Nous sommes en 1955, la Russie commence tout juste sa phase de « déstalinisation ». Le roman se passe dans un centre hospitalier, au pavillon des cancéreux, où se mêlent différentes destinées des malades, des filles de salle ou des médecins.
Il y a Paul Roussanov, petit fonctionnaire, maniant la dénonciation comme il respire. À côté de lui, dans le lit adjacent, Kostoglotov, magnifique révolté qui fut relégué et vécut les purges staliniennes dans les camps du goulag. Il y a aussi le tendre Sigbatov, condamné à se faire emporter par sa maladie, le cynique Poddouïev, l’étrange Chouloubine, mais aussi les médecins, la charmante Lioudmila Dontsova qui, elle aussi, sera atteinte de la maladie, Vera Kornilievna Gangart, dont toute la vie est son travail, Leonidovitch, chirurgien respecté, et enfin Zoé, l’infirmière sans pudeur.
Dans ce pavillon des cancéreux, on attend, on porte le temps qui passe, on parle, on discute, on espère des traitements. Mais pour quoi faire ? Qu’est-ce qui fait vivre quand la maladie occupe toute la place ? Où s’arrête le droit de soigner ? Cela veut dire quoi guérir ? Quel est ce temps de la maladie ?
Des questions sans fin, alors que les techniques et les soins médicaux ont profondément changé. Le Pavillon des cancéreux est paru en français en 1968. Extraits.
Six petits mois
Kostoglotov : « Il me suffit à moi que vous ayez fait reculer ma tumeur, que vous lui avez barré la route. Elle est en position de repli ; moi aussi, c’est parfait. Un soldat n’est jamais mieux qu’en position de défense. De toute façon, vous n’arriverez pas à me guérir « jusqu’au bout », car il n’y jamais de fin au traitement de cancer… Au début ma tumeur régressait rapidement ; maintenant ce sera lent ; alors laissez-moi partir avec ce qu’il me reste de sang. » […]

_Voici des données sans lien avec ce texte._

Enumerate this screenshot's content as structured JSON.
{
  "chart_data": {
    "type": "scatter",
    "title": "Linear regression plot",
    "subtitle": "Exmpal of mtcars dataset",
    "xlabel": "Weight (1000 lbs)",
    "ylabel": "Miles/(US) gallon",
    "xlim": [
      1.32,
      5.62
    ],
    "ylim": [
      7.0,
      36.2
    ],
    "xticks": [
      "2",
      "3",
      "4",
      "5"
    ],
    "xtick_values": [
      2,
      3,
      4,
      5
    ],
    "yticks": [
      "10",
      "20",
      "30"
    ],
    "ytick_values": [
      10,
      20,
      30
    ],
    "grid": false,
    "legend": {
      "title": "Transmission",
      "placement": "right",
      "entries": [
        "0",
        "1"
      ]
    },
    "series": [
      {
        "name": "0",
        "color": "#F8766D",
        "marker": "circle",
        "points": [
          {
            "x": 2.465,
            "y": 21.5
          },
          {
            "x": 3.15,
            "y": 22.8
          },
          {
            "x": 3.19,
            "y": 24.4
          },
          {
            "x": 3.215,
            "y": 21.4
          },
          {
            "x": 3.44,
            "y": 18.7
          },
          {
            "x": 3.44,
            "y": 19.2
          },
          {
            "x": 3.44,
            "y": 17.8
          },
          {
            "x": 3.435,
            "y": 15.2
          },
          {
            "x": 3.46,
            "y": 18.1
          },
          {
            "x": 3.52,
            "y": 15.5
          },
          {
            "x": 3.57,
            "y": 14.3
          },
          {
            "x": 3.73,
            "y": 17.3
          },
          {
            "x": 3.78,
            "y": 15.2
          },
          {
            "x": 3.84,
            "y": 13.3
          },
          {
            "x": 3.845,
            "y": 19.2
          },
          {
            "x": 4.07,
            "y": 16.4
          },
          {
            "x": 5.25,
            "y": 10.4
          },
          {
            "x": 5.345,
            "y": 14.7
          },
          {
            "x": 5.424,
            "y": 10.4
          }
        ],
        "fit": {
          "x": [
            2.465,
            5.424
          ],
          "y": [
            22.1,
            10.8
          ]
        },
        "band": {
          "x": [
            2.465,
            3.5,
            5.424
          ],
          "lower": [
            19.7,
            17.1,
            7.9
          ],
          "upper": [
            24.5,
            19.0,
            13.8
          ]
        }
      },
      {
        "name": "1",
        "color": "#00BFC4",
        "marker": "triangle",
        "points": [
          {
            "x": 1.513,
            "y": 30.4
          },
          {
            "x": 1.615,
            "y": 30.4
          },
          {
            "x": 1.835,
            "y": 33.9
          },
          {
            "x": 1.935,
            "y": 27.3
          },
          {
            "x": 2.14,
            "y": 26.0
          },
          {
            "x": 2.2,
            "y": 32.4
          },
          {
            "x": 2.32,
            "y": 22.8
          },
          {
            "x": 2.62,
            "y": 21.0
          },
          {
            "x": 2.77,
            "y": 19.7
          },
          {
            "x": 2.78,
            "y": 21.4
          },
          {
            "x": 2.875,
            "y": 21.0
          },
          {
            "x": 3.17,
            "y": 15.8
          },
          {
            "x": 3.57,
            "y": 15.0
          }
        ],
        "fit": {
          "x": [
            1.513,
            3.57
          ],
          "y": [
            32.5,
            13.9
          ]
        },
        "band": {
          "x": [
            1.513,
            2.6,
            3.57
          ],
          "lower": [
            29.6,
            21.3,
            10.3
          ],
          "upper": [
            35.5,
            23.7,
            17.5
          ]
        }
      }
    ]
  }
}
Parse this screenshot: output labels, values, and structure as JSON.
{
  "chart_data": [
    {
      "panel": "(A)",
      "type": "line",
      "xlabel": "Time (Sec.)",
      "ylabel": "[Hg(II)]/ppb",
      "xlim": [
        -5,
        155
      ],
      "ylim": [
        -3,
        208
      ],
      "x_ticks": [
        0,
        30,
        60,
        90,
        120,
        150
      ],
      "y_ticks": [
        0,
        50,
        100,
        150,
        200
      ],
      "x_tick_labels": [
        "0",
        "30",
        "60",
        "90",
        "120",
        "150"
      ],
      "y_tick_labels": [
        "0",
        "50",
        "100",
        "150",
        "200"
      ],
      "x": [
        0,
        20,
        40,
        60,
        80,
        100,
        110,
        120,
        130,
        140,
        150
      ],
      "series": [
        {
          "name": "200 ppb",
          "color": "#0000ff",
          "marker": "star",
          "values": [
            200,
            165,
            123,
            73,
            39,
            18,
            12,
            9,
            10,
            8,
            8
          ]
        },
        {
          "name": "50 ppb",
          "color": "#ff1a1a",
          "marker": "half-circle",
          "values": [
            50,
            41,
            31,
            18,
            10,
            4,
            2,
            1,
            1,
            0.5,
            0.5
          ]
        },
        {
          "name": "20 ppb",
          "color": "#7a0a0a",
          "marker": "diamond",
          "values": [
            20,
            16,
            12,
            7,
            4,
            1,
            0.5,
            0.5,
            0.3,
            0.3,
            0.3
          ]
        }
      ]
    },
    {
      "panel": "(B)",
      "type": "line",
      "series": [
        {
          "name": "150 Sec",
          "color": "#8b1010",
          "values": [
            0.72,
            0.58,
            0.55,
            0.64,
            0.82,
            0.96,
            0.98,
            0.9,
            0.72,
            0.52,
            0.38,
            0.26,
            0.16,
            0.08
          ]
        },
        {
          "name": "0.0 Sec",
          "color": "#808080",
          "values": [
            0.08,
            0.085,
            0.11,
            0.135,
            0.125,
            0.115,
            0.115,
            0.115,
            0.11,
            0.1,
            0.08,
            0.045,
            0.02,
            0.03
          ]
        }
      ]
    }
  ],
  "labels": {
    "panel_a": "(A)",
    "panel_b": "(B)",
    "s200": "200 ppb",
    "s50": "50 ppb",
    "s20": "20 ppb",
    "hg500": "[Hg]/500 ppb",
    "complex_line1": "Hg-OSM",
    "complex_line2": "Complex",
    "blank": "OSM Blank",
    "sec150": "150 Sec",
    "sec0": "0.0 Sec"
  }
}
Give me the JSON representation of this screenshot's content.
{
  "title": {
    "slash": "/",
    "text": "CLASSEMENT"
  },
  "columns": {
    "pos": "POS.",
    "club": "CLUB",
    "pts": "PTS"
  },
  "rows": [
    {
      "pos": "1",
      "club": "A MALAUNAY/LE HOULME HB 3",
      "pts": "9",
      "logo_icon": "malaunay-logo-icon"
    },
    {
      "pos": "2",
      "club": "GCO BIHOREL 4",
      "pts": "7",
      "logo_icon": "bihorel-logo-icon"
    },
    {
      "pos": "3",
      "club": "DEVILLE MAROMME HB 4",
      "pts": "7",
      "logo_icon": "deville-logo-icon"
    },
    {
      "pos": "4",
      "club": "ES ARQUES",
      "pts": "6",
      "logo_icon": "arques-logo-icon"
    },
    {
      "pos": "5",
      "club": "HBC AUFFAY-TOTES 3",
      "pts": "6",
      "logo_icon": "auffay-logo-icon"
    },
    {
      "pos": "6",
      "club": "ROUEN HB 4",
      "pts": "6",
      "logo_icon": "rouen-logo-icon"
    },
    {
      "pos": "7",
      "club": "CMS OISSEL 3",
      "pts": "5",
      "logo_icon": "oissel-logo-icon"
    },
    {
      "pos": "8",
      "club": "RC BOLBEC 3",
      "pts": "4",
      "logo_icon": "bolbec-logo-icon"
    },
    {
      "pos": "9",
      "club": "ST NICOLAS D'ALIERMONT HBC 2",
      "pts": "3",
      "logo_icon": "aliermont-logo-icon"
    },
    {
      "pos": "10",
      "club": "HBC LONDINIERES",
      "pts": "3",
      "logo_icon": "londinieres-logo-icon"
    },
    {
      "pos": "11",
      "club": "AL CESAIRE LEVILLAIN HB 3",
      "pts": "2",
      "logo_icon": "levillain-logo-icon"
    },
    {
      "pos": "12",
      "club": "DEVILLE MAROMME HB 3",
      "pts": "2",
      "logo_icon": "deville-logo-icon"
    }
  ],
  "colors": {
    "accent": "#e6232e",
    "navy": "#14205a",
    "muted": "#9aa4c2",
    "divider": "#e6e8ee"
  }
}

« À franchement parler, je n’y tiens pas tant que cela à la vie. Non seulement je n’en ai plus devant moi, mais même je n’en ai jamais eu derrière moi ; eh bien si j’ai la chance vivre six petits mois, eh bien il faut que je les vive. Mais planifier dix, vingt ans d’avance, ça je ne le veux pas. À trop guérir, on fait trop souffrir. Les nausées vont commencer, les vomissements, à quoi bon ? »
Guéri tout à fait
« Akhmadjan, radieux, souriait de toutes ses dents blanches.
– Où habites-tu ?
– À Karabaïr.
– Eh bien voilà, tu vas y retourner.
– Je suis guéri ?, demandait Akhmadjan épanoui.
– Tu es guéri.
– Tout à fait ?
– Pour le moment, tout à fait.
– Je ne reviendrai donc plus ?
– Tu reviendras dans six mois.
– Pour quoi faire, si c’est tout à fait ?
– Pour te montrer. »
Douleur et gratitude
Sigmatov : « Et tout cela pour gagner quelques mois de sursis et quels mois ! Des mois de cette existence pitoyable dans un coin du vestibule, mal éclairé, mal aéré. Déjà son sacrum le lâchait et seules deux mains solides appliquées derrière, sur son dos, le maintenaient en position verticale. Toute sa promenade consistait à passer dans la salle voisine pour s’asseoir un moment et écouter discuter les autres ; tout l’air, c’était ce qui venait jusqu’à lui de la lointaine lucarne ; tout son ciel, c’était le plafond.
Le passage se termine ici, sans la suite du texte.